Mr Morgan’s brother Alastair said Dame Cressida, 60, should “absolutely” be considering her position, but Prime Minister Boris Johnson was quick to say she retained his confidence.

Father-of-two Mr Morgan, 37, was killed in the car park of the Golden Lion pub in Sydenham, south London, in 1987.

Despite five police inquiries costing at least £30million and an inquest, no one was brought to justice.

Scotland Yard has admitted crooked officers hampered the initial murder inquiry.

Dame Cressida apologised to Mr Morgan’s family, but insisted the panel was given full co-operation.

Ms Patel said the report found the Met was guilty of a “litany” of mistakes that “irreparably damaged” the chances of a successful prosecution.
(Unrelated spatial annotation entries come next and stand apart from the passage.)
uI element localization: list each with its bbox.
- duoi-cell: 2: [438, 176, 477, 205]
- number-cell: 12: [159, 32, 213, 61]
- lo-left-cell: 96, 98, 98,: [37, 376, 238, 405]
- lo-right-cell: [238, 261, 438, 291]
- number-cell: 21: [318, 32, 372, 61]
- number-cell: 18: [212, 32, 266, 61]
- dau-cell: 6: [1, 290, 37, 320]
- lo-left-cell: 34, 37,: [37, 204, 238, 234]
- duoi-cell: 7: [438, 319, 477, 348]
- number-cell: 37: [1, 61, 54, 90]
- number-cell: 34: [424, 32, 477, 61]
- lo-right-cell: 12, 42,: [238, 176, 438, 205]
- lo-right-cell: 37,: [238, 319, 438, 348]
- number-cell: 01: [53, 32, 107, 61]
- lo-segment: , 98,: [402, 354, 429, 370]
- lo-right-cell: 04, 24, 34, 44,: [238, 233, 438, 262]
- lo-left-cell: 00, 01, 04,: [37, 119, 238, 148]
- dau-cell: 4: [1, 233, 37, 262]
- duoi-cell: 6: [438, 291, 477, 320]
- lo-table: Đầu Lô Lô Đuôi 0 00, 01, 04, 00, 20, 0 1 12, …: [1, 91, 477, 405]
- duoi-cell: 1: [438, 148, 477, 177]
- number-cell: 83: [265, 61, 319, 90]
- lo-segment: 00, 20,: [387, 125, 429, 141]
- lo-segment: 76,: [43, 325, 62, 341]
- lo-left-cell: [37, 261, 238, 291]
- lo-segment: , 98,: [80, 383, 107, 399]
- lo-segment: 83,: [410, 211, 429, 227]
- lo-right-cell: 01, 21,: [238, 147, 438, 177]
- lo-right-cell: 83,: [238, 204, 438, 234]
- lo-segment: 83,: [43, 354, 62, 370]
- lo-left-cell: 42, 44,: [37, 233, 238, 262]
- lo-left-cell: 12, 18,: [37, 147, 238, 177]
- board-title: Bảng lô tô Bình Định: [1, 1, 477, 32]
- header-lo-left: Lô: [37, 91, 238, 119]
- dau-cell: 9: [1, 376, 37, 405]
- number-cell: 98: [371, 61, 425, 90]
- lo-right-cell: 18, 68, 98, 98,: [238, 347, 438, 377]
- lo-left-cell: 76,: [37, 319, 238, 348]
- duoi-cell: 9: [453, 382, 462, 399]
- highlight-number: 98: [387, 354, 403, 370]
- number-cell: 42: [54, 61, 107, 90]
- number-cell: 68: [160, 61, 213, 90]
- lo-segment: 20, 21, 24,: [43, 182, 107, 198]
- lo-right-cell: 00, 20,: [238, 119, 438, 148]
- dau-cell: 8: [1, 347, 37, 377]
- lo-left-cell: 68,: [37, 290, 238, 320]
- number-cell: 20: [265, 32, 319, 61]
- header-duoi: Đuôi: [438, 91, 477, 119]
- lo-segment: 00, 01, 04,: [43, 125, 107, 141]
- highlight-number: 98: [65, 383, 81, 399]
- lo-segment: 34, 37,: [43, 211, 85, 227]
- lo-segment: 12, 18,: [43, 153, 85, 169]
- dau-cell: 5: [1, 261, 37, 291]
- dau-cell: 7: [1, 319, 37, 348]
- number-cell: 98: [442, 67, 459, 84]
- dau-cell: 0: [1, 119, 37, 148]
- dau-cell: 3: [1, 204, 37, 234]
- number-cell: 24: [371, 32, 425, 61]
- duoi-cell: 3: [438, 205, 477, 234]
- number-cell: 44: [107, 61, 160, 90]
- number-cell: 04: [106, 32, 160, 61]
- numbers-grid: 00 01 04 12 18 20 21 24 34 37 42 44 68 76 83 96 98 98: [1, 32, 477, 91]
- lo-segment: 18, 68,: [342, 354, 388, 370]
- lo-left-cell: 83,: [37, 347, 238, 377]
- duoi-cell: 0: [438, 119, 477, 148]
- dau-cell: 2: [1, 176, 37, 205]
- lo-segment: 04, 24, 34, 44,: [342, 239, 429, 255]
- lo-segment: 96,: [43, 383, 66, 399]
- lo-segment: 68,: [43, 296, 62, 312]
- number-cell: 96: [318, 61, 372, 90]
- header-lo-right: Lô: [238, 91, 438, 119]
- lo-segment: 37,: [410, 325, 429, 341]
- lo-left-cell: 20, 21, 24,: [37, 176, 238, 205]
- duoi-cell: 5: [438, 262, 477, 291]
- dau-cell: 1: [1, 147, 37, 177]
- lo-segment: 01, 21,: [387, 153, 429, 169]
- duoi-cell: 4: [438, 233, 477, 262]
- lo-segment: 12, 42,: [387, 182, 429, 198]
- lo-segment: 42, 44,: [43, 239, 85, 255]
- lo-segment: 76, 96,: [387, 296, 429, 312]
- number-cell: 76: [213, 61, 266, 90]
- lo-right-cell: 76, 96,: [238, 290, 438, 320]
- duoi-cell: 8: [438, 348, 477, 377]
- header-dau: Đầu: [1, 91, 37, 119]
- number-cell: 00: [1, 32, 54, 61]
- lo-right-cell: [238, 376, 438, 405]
She said: “This is one of the most devastating episodes in the history of the Metropolitan Police.”

Mr Morgan’s family said: “We welcome the recognition that we – and the public at large – have been failed over the decades by a culture of corruption and cover-up in the Metropolitan Police.”

The panel said: “The family of Daniel Morgan suffered grievously as a consequence of the failure to bring his killers to justice, the unwarranted assurances which they were given, the misinformation which was put into the public domain, and the denial of failings in investigation.

“Concealing or denying failings, for the sake of the organisation’s public image…constitutes a form of institutional corruption.”

The initial murder probe was seriously flawed. The scene was left unguarded and no alibis were sought for all the suspects.

The report said: “From the beginning, there were allegations that police officers were involved in the murder and that corruption by police officers played a part in protecting the murderer(s) from being brought to justice.”

Officers trying to report failings were “ostracised, transferred to a different unit, encouraged to resign, or have faced disciplinary proceedings”.

Dame Cressida was criticised for her initial refusal to allow the panel team access to the police data system.

She said: “It is a matter of great regret that no one has been brought to justice and that our mistakes have compounded the pain suffered by Daniel’s family. For that I apologise again now.”

Met assistant commissioner Nick Ephgrave said: “I’m angered and saddened, not just as a police officer, but as a member of society, that the actions of individuals undermined the original investigation.”

A £50,000 reward is still on offer for information leading to the successful prosecution of those responsible for Mr Morgan’s murder.